In his town hall address the day after Gibbons’ message, Cashell had more to say:

“Sales tax, property tax, room tax—almost all of our revenues have continued to decline. The governor’s budget proposal diverts local taxes to the state level, which could further reduce our revenues. We will work together with the county and Sparks to defend our revenues from being poached by the state.”

Cashell said later that he can’t find anyone in local government who was informed that the proposal was coming.

“I’ve always had better communications than that from the governor’s office. Even when I was chairman of the Board of Regents, they would tell me what was going on. We need to sit down and talk about things like this. … Well, I think it’s wrong, and I hope we’ll be able to sit down with legislators on both sides and work this out. … It would kill us.”

He said Gibbons was not being responsible when he made his “No new taxes” pledge in a state with unstable taxes and a history of budget crises, and the public should not be made to suffer because of that pledge now.

“He painted himself into a corner. There’s no question that the state needs to get more stable taxes, but we need to sit down and talk to each other before we do these distributions. They [state government] need a stable tax. They can’t live with a floating sales tax.” He said he thinks that can be accomplished without the state using property taxes, but that it requires all the parties, including local government, being in on the discussion.

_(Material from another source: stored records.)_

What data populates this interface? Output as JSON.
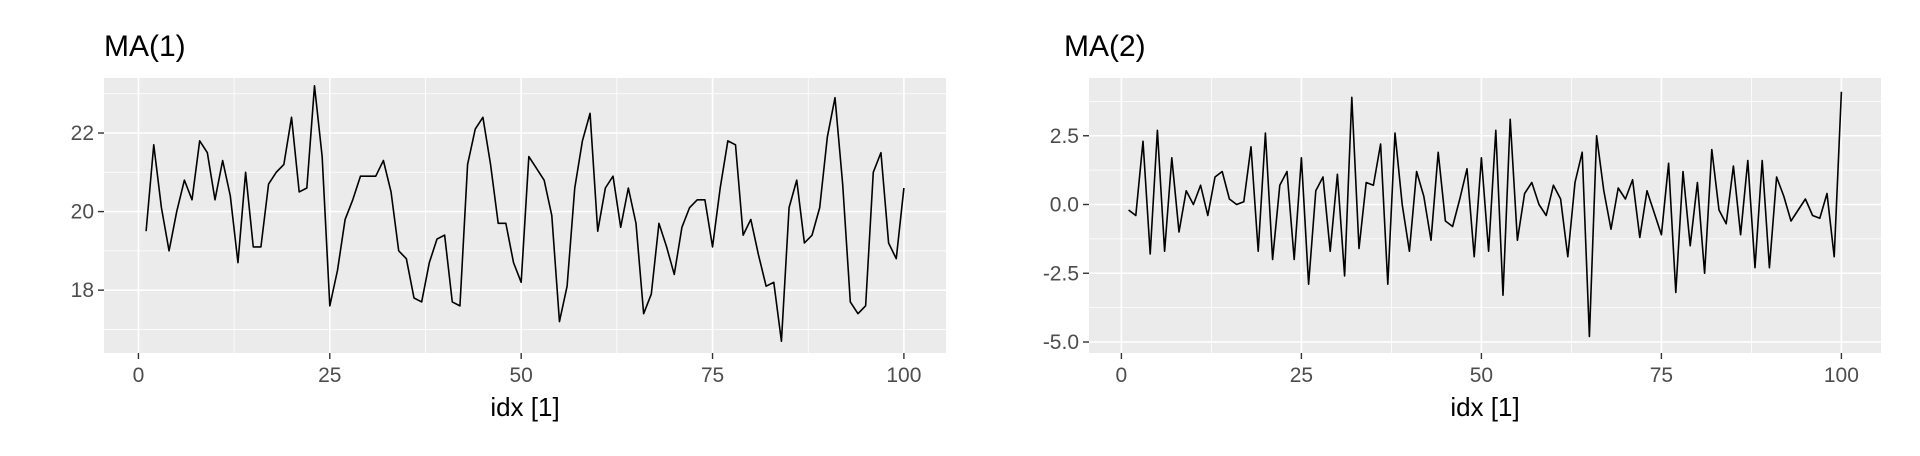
{
  "chart_data": [
    {
      "type": "line",
      "title": "MA(1)",
      "xlabel": "idx [1]",
      "ylabel": "",
      "xlim": [
        -4.5,
        105.5
      ],
      "ylim": [
        16.4,
        23.4
      ],
      "xticks": [
        0,
        25,
        50,
        75,
        100
      ],
      "xtick_labels": [
        "0",
        "25",
        "50",
        "75",
        "100"
      ],
      "yticks": [
        18,
        20,
        22
      ],
      "ytick_labels": [
        "18",
        "20",
        "22"
      ],
      "grid": true,
      "legend": "none",
      "series": [
        {
          "color": "#000000",
          "x": [
            1,
            2,
            3,
            4,
            5,
            6,
            7,
            8,
            9,
            10,
            11,
            12,
            13,
            14,
            15,
            16,
            17,
            18,
            19,
            20,
            21,
            22,
            23,
            24,
            25,
            26,
            27,
            28,
            29,
            30,
            31,
            32,
            33,
            34,
            35,
            36,
            37,
            38,
            39,
            40,
            41,
            42,
            43,
            44,
            45,
            46,
            47,
            48,
            49,
            50,
            51,
            52,
            53,
            54,
            55,
            56,
            57,
            58,
            59,
            60,
            61,
            62,
            63,
            64,
            65,
            66,
            67,
            68,
            69,
            70,
            71,
            72,
            73,
            74,
            75,
            76,
            77,
            78,
            79,
            80,
            81,
            82,
            83,
            84,
            85,
            86,
            87,
            88,
            89,
            90,
            91,
            92,
            93,
            94,
            95,
            96,
            97,
            98,
            99,
            100
          ],
          "values": [
            19.5,
            21.7,
            20.1,
            19.0,
            20.0,
            20.8,
            20.3,
            21.8,
            21.5,
            20.3,
            21.3,
            20.4,
            18.7,
            21.0,
            19.1,
            19.1,
            20.7,
            21.0,
            21.2,
            22.4,
            20.5,
            20.6,
            23.2,
            21.4,
            17.6,
            18.5,
            19.8,
            20.3,
            20.9,
            20.9,
            20.9,
            21.3,
            20.5,
            19.0,
            18.8,
            17.8,
            17.7,
            18.7,
            19.3,
            19.4,
            17.7,
            17.6,
            21.2,
            22.1,
            22.4,
            21.2,
            19.7,
            19.7,
            18.7,
            18.2,
            21.4,
            21.1,
            20.8,
            19.9,
            17.2,
            18.1,
            20.6,
            21.8,
            22.5,
            19.5,
            20.6,
            20.9,
            19.6,
            20.6,
            19.7,
            17.4,
            17.9,
            19.7,
            19.1,
            18.4,
            19.6,
            20.1,
            20.3,
            20.3,
            19.1,
            20.6,
            21.8,
            21.7,
            19.4,
            19.8,
            18.9,
            18.1,
            18.2,
            16.7,
            20.1,
            20.8,
            19.2,
            19.4,
            20.1,
            21.9,
            22.9,
            20.7,
            17.7,
            17.4,
            17.6,
            21.0,
            21.5,
            19.2,
            18.8,
            20.6
          ]
        }
      ]
    },
    {
      "type": "line",
      "title": "MA(2)",
      "xlabel": "idx [1]",
      "ylabel": "",
      "xlim": [
        -4.5,
        105.5
      ],
      "ylim": [
        -5.4,
        4.6
      ],
      "xticks": [
        0,
        25,
        50,
        75,
        100
      ],
      "xtick_labels": [
        "0",
        "25",
        "50",
        "75",
        "100"
      ],
      "yticks": [
        -5,
        -2.5,
        0,
        2.5
      ],
      "ytick_labels": [
        "-5.0",
        "-2.5",
        "0.0",
        "2.5"
      ],
      "grid": true,
      "legend": "none",
      "series": [
        {
          "color": "#000000",
          "x": [
            1,
            2,
            3,
            4,
            5,
            6,
            7,
            8,
            9,
            10,
            11,
            12,
            13,
            14,
            15,
            16,
            17,
            18,
            19,
            20,
            21,
            22,
            23,
            24,
            25,
            26,
            27,
            28,
            29,
            30,
            31,
            32,
            33,
            34,
            35,
            36,
            37,
            38,
            39,
            40,
            41,
            42,
            43,
            44,
            45,
            46,
            47,
            48,
            49,
            50,
            51,
            52,
            53,
            54,
            55,
            56,
            57,
            58,
            59,
            60,
            61,
            62,
            63,
            64,
            65,
            66,
            67,
            68,
            69,
            70,
            71,
            72,
            73,
            74,
            75,
            76,
            77,
            78,
            79,
            80,
            81,
            82,
            83,
            84,
            85,
            86,
            87,
            88,
            89,
            90,
            91,
            92,
            93,
            94,
            95,
            96,
            97,
            98,
            99,
            100
          ],
          "values": [
            -0.2,
            -0.4,
            2.3,
            -1.8,
            2.7,
            -1.7,
            1.7,
            -1.0,
            0.5,
            0.0,
            0.7,
            -0.4,
            1.0,
            1.2,
            0.2,
            0.0,
            0.1,
            2.1,
            -1.7,
            2.6,
            -2.0,
            0.7,
            1.2,
            -2.0,
            1.7,
            -2.9,
            0.5,
            1.0,
            -1.7,
            1.1,
            -2.6,
            3.9,
            -1.6,
            0.8,
            0.7,
            2.2,
            -2.9,
            2.6,
            0.0,
            -1.7,
            1.2,
            0.3,
            -1.3,
            1.9,
            -0.6,
            -0.8,
            0.2,
            1.3,
            -1.9,
            1.7,
            -1.7,
            2.7,
            -3.3,
            3.1,
            -1.3,
            0.4,
            0.8,
            0.0,
            -0.4,
            0.7,
            0.2,
            -1.9,
            0.8,
            1.9,
            -4.8,
            2.5,
            0.5,
            -0.9,
            0.6,
            0.2,
            0.9,
            -1.2,
            0.5,
            -0.3,
            -1.1,
            1.5,
            -3.2,
            1.2,
            -1.5,
            0.8,
            -2.5,
            2.0,
            -0.2,
            -0.7,
            1.4,
            -1.1,
            1.6,
            -2.3,
            1.6,
            -2.3,
            1.0,
            0.3,
            -0.6,
            -0.2,
            0.2,
            -0.4,
            -0.5,
            0.4,
            -1.9,
            4.1
          ]
        }
      ]
    }
  ]
}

Cashell, who served as a member of the Nevada Board of Regents from 1979 to 1983, said he was disturbed by Gibbons’ draconian cuts in higher education (more than a third of the entire higher education system, 48 percent of UNR and 52 percent of UNLV).

“Made me sick. I just can’t imagine—you could close all the community colleges and you still wouldn’t get there [to a balanced budget]. The community colleges have done everything they were designed to do for the local communities. If there’s fat, go in and take care of it, but don’t carve it up like this.”